Neither of her guesses were wrong, she realized, as she took in the paintings before her. But she was more struck by their mastery than their emotion. Each painting, large, small, or incomplete, looked like a photograph had jumped to a canvas in sharp, high-definition relief. Here was a painting that looked so like the street outside, Cecelia half-wanted to pick it up and compare it; here was a painting of flowers that looked real enough to smell spilling from a shattered vase; here was a painting of a wolf, slinking from sandy shadows and appearing so ready to pounce that her heart fluttered to look at the grinning jaws.
Secondarily, Cecelia recognized the chilling darkness of the paintings. They were each nightmarish and unsettling, even in their perfection – perhaps enhanced by such perfection – they depicted a cruelly sharp version of reality that hid no imperfection, and sought to recreate the actualities of discontent and flaw. As she stood in the room, cold because its door was closed to shut out the warmth of the rest of Andrew and Devon’s apartment, Cecelia felt overwhelmingly claustrophobic, as if the paintings – no, not the paintings, their contents – were looming in on her. A look over her shoulder proved that Andrew was still silhouetted in the door, his expression purposefully clear of emotions. He was waiting for her reaction and disguising his vulnerability.
No wonder Devon wanted me to see this
, Cecelia thought feverishly, staring deep into the photorealistic skyline of Chicago,
Even if I hadn’t known some of Andrew’s story, this would scare me away
. She set her jaw, determined.
I
can’t
let this scare me away!
“They’re beautiful,” she said quietly. It was true. They were beautiful in their perfection, their seamless recreation of vision.

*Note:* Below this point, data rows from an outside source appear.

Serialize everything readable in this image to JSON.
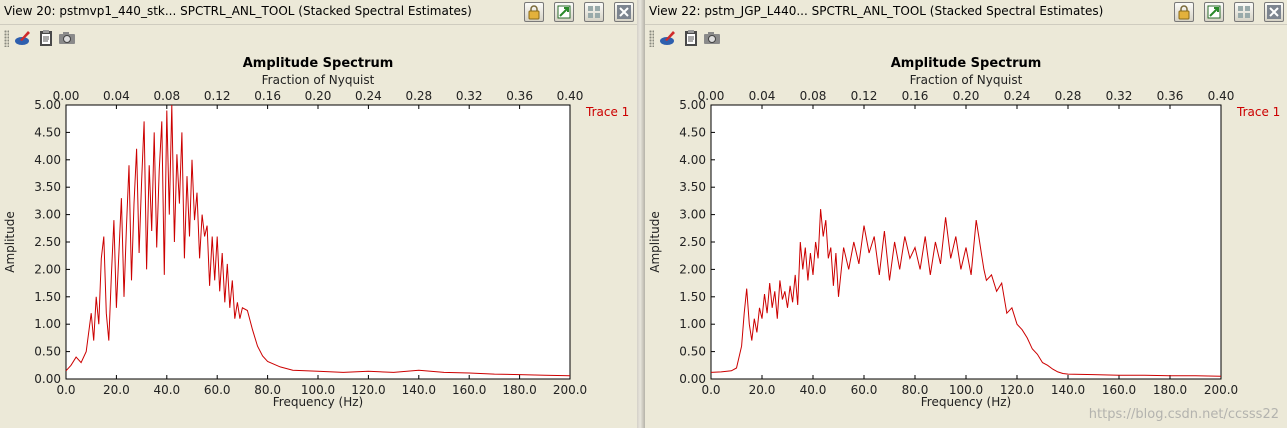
{
  "panels": [
    {
      "title": "View 20: pstmvp1_440_stk... SPCTRL_ANL_TOOL (Stacked Spectral Estimates)",
      "toolbar": [
        "erase-icon",
        "clipboard-icon",
        "camera-icon"
      ],
      "title_buttons": [
        "lock-icon",
        "restore-icon",
        "maximize-icon",
        "close-icon"
      ]
    },
    {
      "title": "View 22: pstm_JGP_L440... SPCTRL_ANL_TOOL (Stacked Spectral Estimates)",
      "toolbar": [
        "erase-icon",
        "clipboard-icon",
        "camera-icon"
      ],
      "title_buttons": [
        "lock-icon",
        "restore-icon",
        "maximize-icon",
        "close-icon"
      ]
    }
  ],
  "watermark": "https://blog.csdn.net/ccsss22",
  "colors": {
    "trace": "#cc0000",
    "window_bg": "#ece9d8",
    "plot_bg": "#ffffff"
  },
  "chart_data": [
    {
      "type": "line",
      "title": "Amplitude Spectrum",
      "xlabel": "Frequency (Hz)",
      "ylabel": "Amplitude",
      "top_axis_label": "Fraction of Nyquist",
      "xlim": [
        0,
        200
      ],
      "ylim": [
        0,
        5
      ],
      "top_xlim": [
        0,
        0.4
      ],
      "x_ticks": [
        "0.0",
        "20.0",
        "40.0",
        "60.0",
        "80.0",
        "100.0",
        "120.0",
        "140.0",
        "160.0",
        "180.0",
        "200.0"
      ],
      "top_ticks": [
        "0.00",
        "0.04",
        "0.08",
        "0.12",
        "0.16",
        "0.20",
        "0.24",
        "0.28",
        "0.32",
        "0.36",
        "0.40"
      ],
      "y_ticks": [
        "0.00",
        "0.50",
        "1.00",
        "1.50",
        "2.00",
        "2.50",
        "3.00",
        "3.50",
        "4.00",
        "4.50",
        "5.00"
      ],
      "grid": false,
      "series": [
        {
          "name": "Trace 1",
          "x": [
            0,
            2,
            4,
            6,
            8,
            10,
            11,
            12,
            13,
            14,
            15,
            16,
            17,
            18,
            19,
            20,
            21,
            22,
            23,
            24,
            25,
            26,
            27,
            28,
            29,
            30,
            31,
            32,
            33,
            34,
            35,
            36,
            37,
            38,
            39,
            40,
            41,
            42,
            43,
            44,
            45,
            46,
            47,
            48,
            49,
            50,
            51,
            52,
            53,
            54,
            55,
            56,
            57,
            58,
            59,
            60,
            61,
            62,
            63,
            64,
            65,
            66,
            67,
            68,
            69,
            70,
            72,
            74,
            76,
            78,
            80,
            85,
            90,
            100,
            110,
            120,
            130,
            140,
            150,
            160,
            170,
            180,
            190,
            200
          ],
          "y": [
            0.15,
            0.25,
            0.4,
            0.3,
            0.5,
            1.2,
            0.7,
            1.5,
            1.0,
            2.2,
            2.6,
            1.2,
            0.7,
            1.9,
            2.9,
            1.3,
            2.3,
            3.3,
            1.5,
            2.8,
            3.9,
            1.8,
            3.2,
            4.2,
            2.3,
            3.6,
            4.7,
            2.0,
            3.9,
            2.7,
            4.5,
            2.4,
            3.8,
            4.7,
            1.9,
            4.9,
            3.0,
            5.0,
            2.5,
            4.1,
            3.2,
            4.5,
            2.2,
            3.7,
            2.6,
            4.0,
            2.9,
            3.4,
            2.2,
            3.0,
            2.6,
            2.8,
            1.7,
            2.6,
            1.8,
            2.6,
            1.6,
            2.3,
            1.4,
            2.1,
            1.3,
            1.8,
            1.1,
            1.4,
            1.1,
            1.3,
            1.25,
            0.9,
            0.6,
            0.42,
            0.32,
            0.22,
            0.16,
            0.14,
            0.12,
            0.14,
            0.12,
            0.16,
            0.12,
            0.11,
            0.09,
            0.08,
            0.07,
            0.06
          ]
        }
      ]
    },
    {
      "type": "line",
      "title": "Amplitude Spectrum",
      "xlabel": "Frequency (Hz)",
      "ylabel": "Amplitude",
      "top_axis_label": "Fraction of Nyquist",
      "xlim": [
        0,
        200
      ],
      "ylim": [
        0,
        5
      ],
      "top_xlim": [
        0,
        0.4
      ],
      "x_ticks": [
        "0.0",
        "20.0",
        "40.0",
        "60.0",
        "80.0",
        "100.0",
        "120.0",
        "140.0",
        "160.0",
        "180.0",
        "200.0"
      ],
      "top_ticks": [
        "0.00",
        "0.04",
        "0.08",
        "0.12",
        "0.16",
        "0.20",
        "0.24",
        "0.28",
        "0.32",
        "0.36",
        "0.40"
      ],
      "y_ticks": [
        "0.00",
        "0.50",
        "1.00",
        "1.50",
        "2.00",
        "2.50",
        "3.00",
        "3.50",
        "4.00",
        "4.50",
        "5.00"
      ],
      "grid": false,
      "series": [
        {
          "name": "Trace 1",
          "x": [
            0,
            4,
            8,
            10,
            12,
            13,
            14,
            15,
            16,
            17,
            18,
            19,
            20,
            21,
            22,
            23,
            24,
            25,
            26,
            27,
            28,
            29,
            30,
            31,
            32,
            33,
            34,
            35,
            36,
            37,
            38,
            39,
            40,
            41,
            42,
            43,
            44,
            45,
            46,
            47,
            48,
            49,
            50,
            52,
            54,
            56,
            58,
            60,
            62,
            64,
            66,
            68,
            70,
            72,
            74,
            76,
            78,
            80,
            82,
            84,
            86,
            88,
            90,
            92,
            94,
            96,
            98,
            100,
            102,
            104,
            105,
            106,
            107,
            108,
            110,
            112,
            114,
            116,
            118,
            120,
            122,
            124,
            126,
            128,
            130,
            132,
            134,
            136,
            138,
            140,
            150,
            160,
            170,
            180,
            190,
            200
          ],
          "y": [
            0.12,
            0.13,
            0.15,
            0.2,
            0.6,
            1.2,
            1.65,
            1.0,
            0.7,
            1.1,
            0.85,
            1.3,
            1.1,
            1.55,
            1.2,
            1.75,
            1.3,
            1.6,
            1.1,
            1.8,
            1.45,
            1.6,
            1.3,
            1.7,
            1.4,
            1.9,
            1.35,
            2.5,
            2.0,
            2.4,
            1.8,
            2.3,
            1.9,
            2.5,
            2.2,
            3.1,
            2.6,
            2.9,
            2.2,
            2.4,
            1.7,
            2.3,
            1.5,
            2.4,
            2.0,
            2.5,
            2.1,
            2.8,
            2.3,
            2.6,
            1.9,
            2.7,
            1.8,
            2.5,
            2.0,
            2.6,
            2.2,
            2.4,
            2.0,
            2.6,
            1.9,
            2.5,
            2.1,
            2.95,
            2.2,
            2.6,
            2.0,
            2.4,
            1.9,
            2.9,
            2.6,
            2.3,
            2.0,
            1.8,
            1.9,
            1.6,
            1.75,
            1.2,
            1.3,
            1.0,
            0.9,
            0.75,
            0.55,
            0.45,
            0.3,
            0.25,
            0.18,
            0.13,
            0.1,
            0.09,
            0.08,
            0.07,
            0.07,
            0.06,
            0.06,
            0.05
          ]
        }
      ]
    }
  ]
}
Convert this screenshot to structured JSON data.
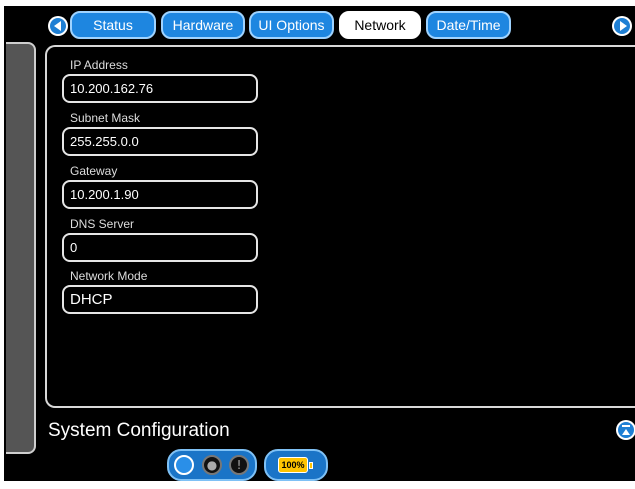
{
  "tabs": [
    {
      "label": "Status",
      "active": false
    },
    {
      "label": "Hardware",
      "active": false
    },
    {
      "label": "UI Options",
      "active": false
    },
    {
      "label": "Network",
      "active": true
    },
    {
      "label": "Date/Time",
      "active": false
    }
  ],
  "fields": {
    "ip_address": {
      "label": "IP Address",
      "value": "10.200.162.76"
    },
    "subnet_mask": {
      "label": "Subnet Mask",
      "value": "255.255.0.0"
    },
    "gateway": {
      "label": "Gateway",
      "value": "10.200.1.90"
    },
    "dns_server": {
      "label": "DNS Server",
      "value": "0"
    },
    "network_mode": {
      "label": "Network Mode",
      "value": "DHCP"
    }
  },
  "footer": {
    "title": "System Configuration"
  },
  "status_bar": {
    "battery_label": "100%",
    "battery_level": 1.0
  },
  "colors": {
    "accent": "#1e86e0",
    "tab_border": "#9fd3ff",
    "battery": "#ffc400",
    "background": "#000000"
  },
  "icons": {
    "prev": "chevron-left-icon",
    "next": "chevron-right-icon",
    "collapse": "collapse-icon",
    "lock": "lock-icon",
    "alert": "alert-icon",
    "battery": "battery-icon"
  }
}
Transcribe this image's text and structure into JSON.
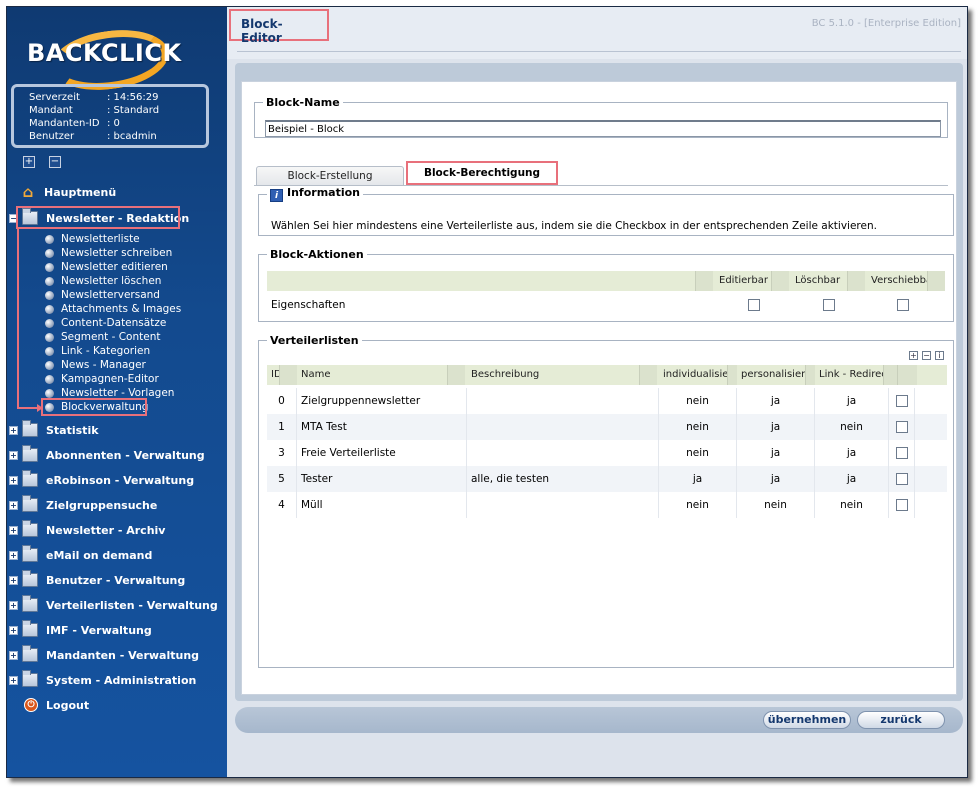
{
  "sidebar": {
    "logo_text": "BACKCLICK",
    "info": [
      {
        "key": "Serverzeit",
        "value": ": 14:56:29"
      },
      {
        "key": "Mandant",
        "value": ": Standard"
      },
      {
        "key": "Mandanten-ID",
        "value": ": 0"
      },
      {
        "key": "Benutzer",
        "value": ": bcadmin"
      }
    ],
    "expand_all": "+",
    "collapse_all": "−",
    "home": "Hauptmenü",
    "active_section": "Newsletter - Redaktion",
    "sub_items": [
      "Newsletterliste",
      "Newsletter schreiben",
      "Newsletter editieren",
      "Newsletter löschen",
      "Newsletterversand",
      "Attachments & Images",
      "Content-Datensätze",
      "Segment - Content",
      "Link - Kategorien",
      "News - Manager",
      "Kampagnen-Editor",
      "Newsletter - Vorlagen",
      "Blockverwaltung"
    ],
    "sections": [
      "Statistik",
      "Abonnenten - Verwaltung",
      "eRobinson - Verwaltung",
      "Zielgruppensuche",
      "Newsletter - Archiv",
      "eMail on demand",
      "Benutzer - Verwaltung",
      "Verteilerlisten - Verwaltung",
      "IMF - Verwaltung",
      "Mandanten - Verwaltung",
      "System - Administration"
    ],
    "logout": "Logout"
  },
  "header": {
    "title": "Block-Editor",
    "version": "BC 5.1.0 - [Enterprise Edition]"
  },
  "form": {
    "block_name_legend": "Block-Name",
    "block_name_value": "Beispiel - Block",
    "tabs": [
      "Block-Erstellung",
      "Block-Berechtigung"
    ],
    "info_legend": "Information",
    "info_text": "Wählen Sei hier mindestens eine Verteilerliste aus, indem sie die Checkbox in der entsprechenden Zeile aktivieren.",
    "actions_legend": "Block-Aktionen",
    "actions_headers": [
      "Editierbar",
      "Löschbar",
      "Verschiebbar"
    ],
    "actions_row_label": "Eigenschaften",
    "lists_legend": "Verteilerlisten",
    "lists_headers": [
      "ID",
      "Name",
      "Beschreibung",
      "individualisiert",
      "personalisiert",
      "Link - Redirect"
    ],
    "lists_rows": [
      {
        "id": "0",
        "name": "Zielgruppennewsletter",
        "desc": "",
        "ind": "nein",
        "pers": "ja",
        "link": "ja"
      },
      {
        "id": "1",
        "name": "MTA Test",
        "desc": "",
        "ind": "nein",
        "pers": "ja",
        "link": "nein"
      },
      {
        "id": "3",
        "name": "Freie Verteilerliste",
        "desc": "",
        "ind": "nein",
        "pers": "ja",
        "link": "ja"
      },
      {
        "id": "5",
        "name": "Tester",
        "desc": "alle, die testen",
        "ind": "ja",
        "pers": "ja",
        "link": "ja"
      },
      {
        "id": "4",
        "name": "Müll",
        "desc": "",
        "ind": "nein",
        "pers": "nein",
        "link": "nein"
      }
    ]
  },
  "buttons": {
    "apply": "übernehmen",
    "back": "zurück"
  }
}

“You’re not frightened?” Andrew asked from the doorway. It seemed that he didn’t want to step into the dimness of the room, himself, the place filled with his nightmares.
“I am,” she said. “But I still think they’re beautiful.” She paused. “Is that all right?” Is
it all right? Is it all right to tell someone that there’s a part of them that’s frightening?
Andrew’s eyes glinted in the darkness, and Cecelia realized that there was a sheen to them rather like a cat’s; they glowed in half-light, revealing a nocturnal disposition. Cecelia shivered.
“Of course,” he replied, and much of her fear faded. He held out a hand to her, beckoning her out of the poorly lit room, and Cecelia took it gladly, seeing a smile on his face.
Was he afraid I would run away screaming?
She wondered, smiling back with relief.
Was he purposefully testing Devon’s theory?
“May I walk you back to your dorm?” he asked.
Cecelia tried to keep her disappointment from showing on her face. It had been days since she had been with Andrew, and she missed sex terribly in spite of its newness to her.
As if he had guessed her thoughts, Andrew stopped her in the doorway and pressed against her for a deep kiss. Her hands tugged twisted at the back of his shirt, and she let out a quiet moan as his kisses drifted down her neck.
“Let’s go,” he murmured, stepping back, “You’ll be late for class.”
With a jolt, Cecelia realized that he was right, and that she’d rather think that had been the reasoning behind his withdrawal from her, and not a continued aversion toward sexuality.
“Can we tonight?” she asked quickly. He didn’t have to ask what she had meant.
“I do have so much more to teach you,” he said.
“Like what?” she queried, as they emerged into the too-bright, wintry sunlight.